The biggest difference this year will be what students see around the school. If a food item or beverage is not healthy enough for a school to sell or serve, it can’t be advertised. That means no more pictures of soda on vending machines or in the cafeteria.

Katie Wilson, USDA deputy undersecretary for Food, Nutrition and Consumer Services, said many schools requested these changes.

“Education and wellness and advertising to kids about healthier choices [and] that all has to be part of the school environment just like making sure they have pencils and paper and computers,” Wilson told ABC News.
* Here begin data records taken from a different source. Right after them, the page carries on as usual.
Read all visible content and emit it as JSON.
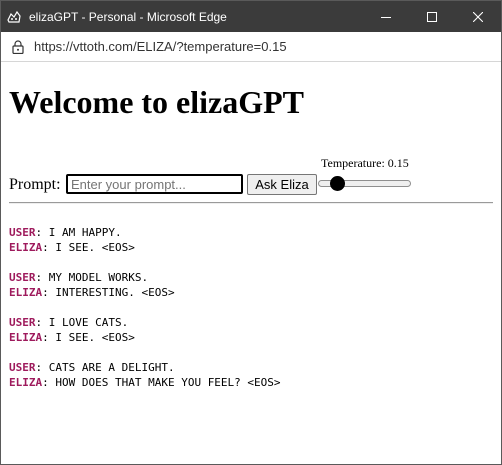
{
  "window": {
    "title": "elizaGPT - Personal - Microsoft Edge"
  },
  "browser": {
    "url": "https://vttoth.com/ELIZA/?temperature=0.15"
  },
  "page": {
    "heading": "Welcome to elizaGPT",
    "prompt_label": "Prompt:",
    "prompt_placeholder": "Enter your prompt...",
    "prompt_value": "",
    "ask_button": "Ask Eliza",
    "temperature_label": "Temperature: 0.15",
    "temperature": {
      "value": 0.15,
      "min": 0,
      "max": 1
    }
  },
  "conversation": [
    {
      "user_label": "USER",
      "user_text": ": I AM HAPPY.",
      "eliza_label": "ELIZA",
      "eliza_text": ": I SEE. <EOS>"
    },
    {
      "user_label": "USER",
      "user_text": ": MY MODEL WORKS.",
      "eliza_label": "ELIZA",
      "eliza_text": ": INTERESTING. <EOS>"
    },
    {
      "user_label": "USER",
      "user_text": ": I LOVE CATS.",
      "eliza_label": "ELIZA",
      "eliza_text": ": I SEE. <EOS>"
    },
    {
      "user_label": "USER",
      "user_text": ": CATS ARE A DELIGHT.",
      "eliza_label": "ELIZA",
      "eliza_text": ": HOW DOES THAT MAKE YOU FEEL? <EOS>"
    }
  ],
  "colors": {
    "titlebar": "#3b3b3b",
    "speaker": "#9e1a5c"
  }
}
One study found that 70 percent of elementary and middle school students see ads for junk food at school, and research published earlier this year showed that kids tend to eat more after seeing ads for unhealthy food.

In some areas it’s the students who have gotten behind the healthier food movement.

In April, Public Health Advocates partnered with the Youth Leadership Institute with the goal of passing an ordinance for healthy default beverages in kids meals in Daly City, California. Two workshops were held for teenagers on the dangers of sugary beverages and the climbing rates of type 2 diabetes.

The ordinance seeks to encourage restaurants to work with parents to serve their children healthful meals. If it is passed, Daly City will join two other cities in California, Stockton and Davis, in offering low-fat milk or water as the default beverage in kid meals.

The original story was posted on April 17, 2014, and was updated on August 30, 2016.